Ajeng sungguh tidak berdaya, hanya Sean satu-satunya kekuatan untuk bisa bertahan.
"Halo Oma," ucap Ajeng setelah panggilannya mendapatkan jawaban, sambil bicara dalam sambungan telepon itu Ajeng pun terus berjalan mengikuti langkah kaki Sean yang membawanya menuju ke sebuah halte bus.
"Halo Jeng, kenapa kamu malam-malam begini telepon Oma? apa ada sesuatu yang terjadi dengan Sean?!" tanya Oma Putri pula, bicara dengan suaranya yang menggebu-gebu, dia tidak pernah tenang membiarkan sang cucu tinggal bersama Mona.

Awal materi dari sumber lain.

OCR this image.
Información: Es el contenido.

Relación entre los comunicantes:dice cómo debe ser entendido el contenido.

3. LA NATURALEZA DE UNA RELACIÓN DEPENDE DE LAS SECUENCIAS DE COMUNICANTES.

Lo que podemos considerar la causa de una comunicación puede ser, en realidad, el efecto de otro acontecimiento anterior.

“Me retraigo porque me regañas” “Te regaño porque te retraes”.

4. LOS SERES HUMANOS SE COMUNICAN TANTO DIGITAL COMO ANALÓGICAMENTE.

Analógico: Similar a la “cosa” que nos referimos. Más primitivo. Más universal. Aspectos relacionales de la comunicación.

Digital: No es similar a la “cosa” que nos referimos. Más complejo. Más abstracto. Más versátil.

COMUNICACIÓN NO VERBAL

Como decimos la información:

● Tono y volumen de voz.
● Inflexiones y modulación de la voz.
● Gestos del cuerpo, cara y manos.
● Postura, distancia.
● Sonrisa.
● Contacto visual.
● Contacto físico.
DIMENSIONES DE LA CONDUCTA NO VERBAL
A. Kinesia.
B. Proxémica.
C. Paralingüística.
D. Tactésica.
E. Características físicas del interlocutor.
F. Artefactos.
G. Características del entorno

selalu ada ketakutan tersendiri di dalam hatinya, Oma Putri sangat yakin jika sedikit saja Sean melakukan kesalahan pasti Mona akan langsung memukulnya.
"Oma, Aku dan Sean sudah keluar dari apartemen Mama Mona, Sean ingin pulang."
"Astaga! dimana kalian? Oma jemput sekarang!"
"Halte Bus pertama dari apartemen."
Panggilan itupun terputus setelah Ajeng menyebutkan Di mana lokasi mereka saat ini.
Sean dan Ajeng duduk di kursi halte Bus itu dan menunggu, sepanjang waktu berjalan Ajeng pun terus merasa ketakutan sendiri.
hampir 30 menit mereka menunggu dan akhirnya mobil hitam yang begitu mereka kenal berhenti tepat di hadapan, itu adalah mobil milik papa Reza.
Deg! jantung Ajeng rasanya ingin terlepas saat itu juga, ada denyut nyeri yang dia rasakan dan begitu sakit.
Papa Reza dan Oma Putri lantas keluar dengan tergesa ketika melihat mereka duduk di sana.
"Sean!!" pekik Oma Putri, beliau sudah menangis, berlari dan memeluk Sean dengan erat.
Pap Reza pun berjongkok memeriksa keadaan sang anak.
"Apa kamu terluka? apa wanita itu menyakiti kamu?" tanya Oma Putri beruntun. Dia dan Reza memeriksa keadaan Sean secara seksama, dan untunglah tidak menemukan sedikit pun luka.
Sementara Ajeng, dia benar-benar seperti orang asing di tengah-tengah keluarga itu.
Ajeng menunduk dan air matanya jatuh. Sakit di hatinya membuat Ajeng sampai lupa jika keningnya terluka.